Ideally, Housing First programs will separate housing and case management roles. This is easier in programs that use a scattered-site approach, housing participants in buildings with independent landlords throughout the community and providing case managers for them. One case manager in a single-site program articulates this by saying, “The difference is if I worked at scattered-site, if there was an issue it would be the landlord going to the participant or the case worker, saying, ‘This is the problem that I’m having’ and it’s up to us to advocate for them, instead of me working both roles.” When we end up working both roles, it discourages our participants and residents from feeling safe enough to approach staff when they’re struggling. Think about it, if you were having trouble making rent payments or having problems in your apartment, the last person you’d want to talk about it with is your landlord. Instead, you might hope that they just don’t notice you.

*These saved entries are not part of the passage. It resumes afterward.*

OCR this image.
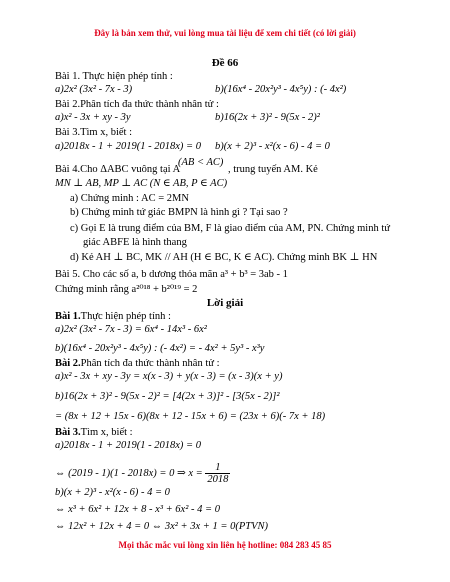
Đây là bản xem thử, vui lòng mua tài liệu để xem chi tiết (có lời giải)
Đề 66
Bài 1. Thực hiện phép tính :
a)2x² (3x² - 7x - 3)	b)(16x⁴ - 20x²y³ - 4x⁵y) : (- 4x²)
Bài 2.Phân tích đa thức thành nhân tử :
a)x² - 3x + xy - 3y	b)16(2x + 3)² - 9(5x - 2)²
Bài 3.Tìm x, biết :
a)2018x - 1 + 2019(1 - 2018x) = 0 b)(x + 2)³ - x²(x - 6) - 4 = 0
Bài 4.Cho ΔABC vuông tại A
(AB < AC)
, trung tuyến AM. Kẻ
MN ⊥ AB, MP ⊥ AC (N ∈ AB, P ∈ AC)
a) Chứng minh : AC = 2MN
b) Chứng minh tứ giác BMPN là hình gì ? Tại sao ?
c) Gọi E là trung điểm của BM, F là giao điểm của AM, PN. Chứng minh tứ
giác ABFE là hình thang
d) Kẻ AH ⊥ BC, MK // AH (H ∈ BC, K ∈ AC). Chứng minh BK ⊥ HN
Bài 5. Cho các số a, b dương thỏa mãn a³ + b³ = 3ab - 1
Chứng minh rằng a²⁰¹⁸ + b²⁰¹⁹ = 2
Lời giải
Bài 1.Thực hiện phép tính :
a)2x² (3x² - 7x - 3) = 6x⁴ - 14x³ - 6x²
b)(16x⁴ - 20x²y³ - 4x⁵y) : (- 4x²) = - 4x² + 5y³ - x³y
Bài 2.Phân tích đa thức thành nhân tử :
a)x² - 3x + xy - 3y = x(x - 3) + y(x - 3) = (x - 3)(x + y)
b)16(2x + 3)² - 9(5x - 2)² = [4(2x + 3)]² - [3(5x - 2)]²
= (8x + 12 + 15x - 6)(8x + 12 - 15x + 6) = (23x + 6)(- 7x + 18)
Bài 3.Tìm x, biết :
a)2018x - 1 + 2019(1 - 2018x) = 0
⇔ (2019 - 1)(1 - 2018x) = 0 ⇒ $x = \frac{1}{2018}$
b)(x + 2)³ - x²(x - 6) - 4 = 0
⇔ x³ + 6x² + 12x + 8 - x³ + 6x² - 4 = 0
⇔ 12x² + 12x + 4 = 0 ⇔ 3x² + 3x + 1 = 0(PTVN)
Mọi thắc mắc vui lòng xin liên hệ hotline: 084 283 45 85
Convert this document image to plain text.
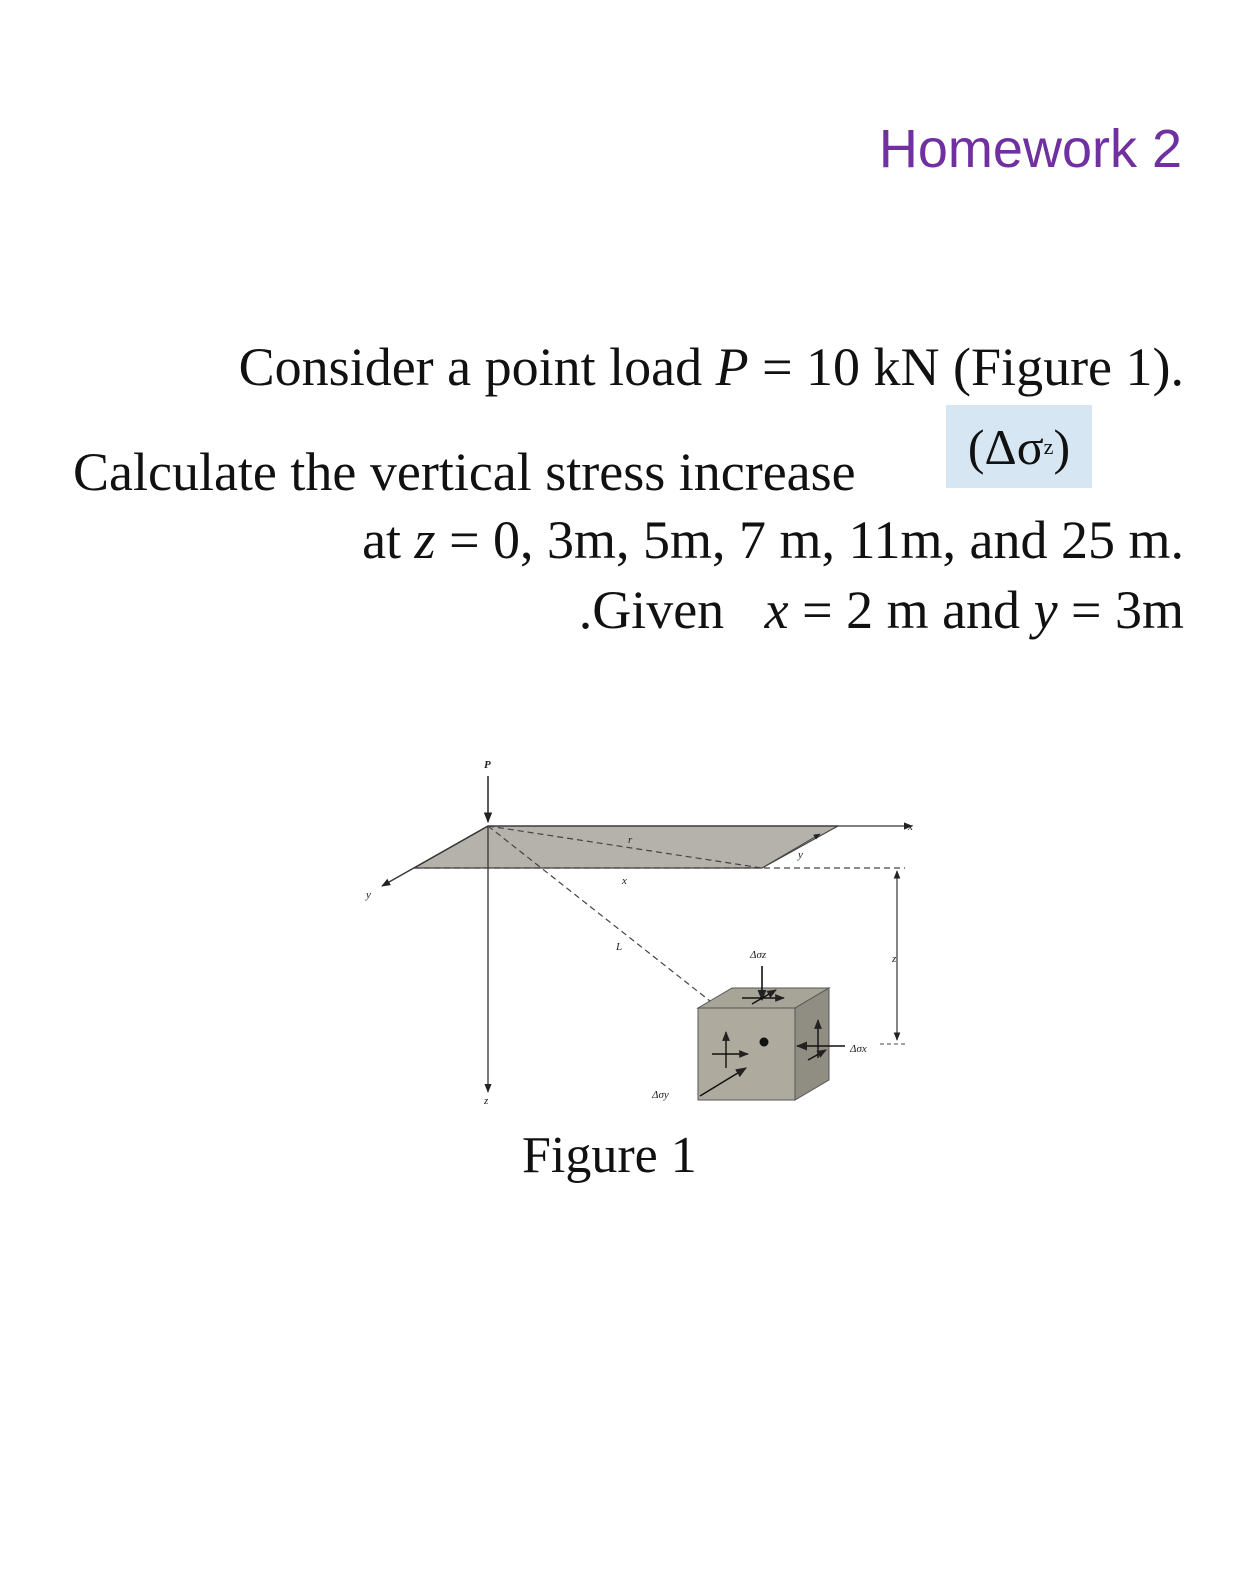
Homework 2
Consider a point load P = 10 kN (Figure 1).
Calculate the vertical stress increase (Δσ z )
at z = 0, 3m, 5m, 7 m, 11m, and 25 m.
.Given   x = 2 m and y = 3m
P
x
y
z
r
x
y
L
z
Δσz
Δσx
Δσy
Figure 1
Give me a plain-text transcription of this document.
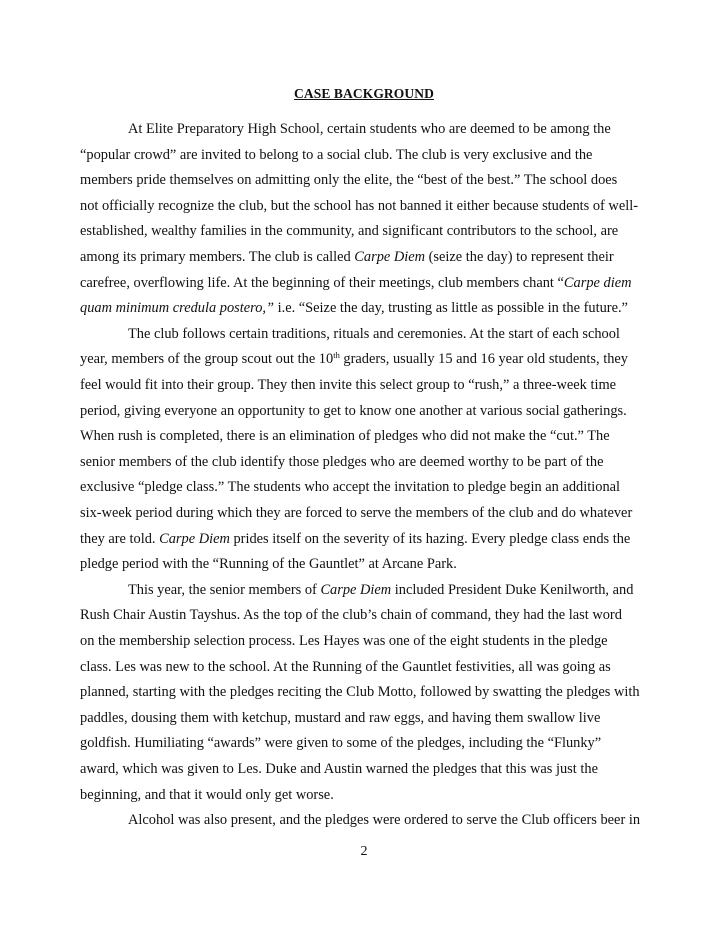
CASE BACKGROUND
At Elite Preparatory High School, certain students who are deemed to be among the
“popular crowd” are invited to belong to a social club. The club is very exclusive and the
members pride themselves on admitting only the elite, the “best of the best.” The school does
not officially recognize the club, but the school has not banned it either because students of well-
established, wealthy families in the community, and significant contributors to the school, are
among its primary members. The club is called Carpe Diem (seize the day) to represent their
carefree, overflowing life. At the beginning of their meetings, club members chant “Carpe diem
quam minimum credula postero,” i.e. “Seize the day, trusting as little as possible in the future.”
The club follows certain traditions, rituals and ceremonies. At the start of each school
year, members of the group scout out the 10th graders, usually 15 and 16 year old students, they
feel would fit into their group. They then invite this select group to “rush,” a three-week time
period, giving everyone an opportunity to get to know one another at various social gatherings.
When rush is completed, there is an elimination of pledges who did not make the “cut.” The
senior members of the club identify those pledges who are deemed worthy to be part of the
exclusive “pledge class.” The students who accept the invitation to pledge begin an additional
six-week period during which they are forced to serve the members of the club and do whatever
they are told. Carpe Diem prides itself on the severity of its hazing. Every pledge class ends the
pledge period with the “Running of the Gauntlet” at Arcane Park.
This year, the senior members of Carpe Diem included President Duke Kenilworth, and
Rush Chair Austin Tayshus. As the top of the club’s chain of command, they had the last word
on the membership selection process. Les Hayes was one of the eight students in the pledge
class. Les was new to the school. At the Running of the Gauntlet festivities, all was going as
planned, starting with the pledges reciting the Club Motto, followed by swatting the pledges with
paddles, dousing them with ketchup, mustard and raw eggs, and having them swallow live
goldfish. Humiliating “awards” were given to some of the pledges, including the “Flunky”
award, which was given to Les. Duke and Austin warned the pledges that this was just the
beginning, and that it would only get worse.
Alcohol was also present, and the pledges were ordered to serve the Club officers beer in
2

This is a major pitfall of some Housing First programs. Housing First is not a “don’t ask, don’t tell” approach to housing services. We will fall short in our efforts to assist them if we aren’t aware of the problems our participants are having and engaging with them about it. We want our participants to feel safe approaching us and talking through their difficulties related to keeping their housing. The more open they are about that, the better equipped we are to assist them with strategizing and avoiding serious consequences like eviction. We can’t expect our participants to feel comfortable approaching us when they see us as the key holder to their apartment. Case managers should be tasked with helping participants with avoiding lease violations, managing them when they happen, and advocating with property managers on their behalf. In the event of an eviction, the scattered-site model also provides greater flexibility to keep the person engaged in services and work to rehouse them.
This doesn’t mean that scattered-site is the only effective way to house our participants. There are benefits to other models like single-site, communal living, and recovery housing that include having a community of peer support on hand. Housing agencies that use single-site can still separate housing and case management by designating specific staff to handle those issues. There are also ways that the Housing First approach can be used in these models by paying attention to other aspects of the model. For example, those programs might still incorporate a Low Threshold Admissions Policy or provide flexibility in the services people use. But, setting up our programs so that case managers aren’t required to also serve as overseer of a property encourages participants to open up and share honestly about themselves.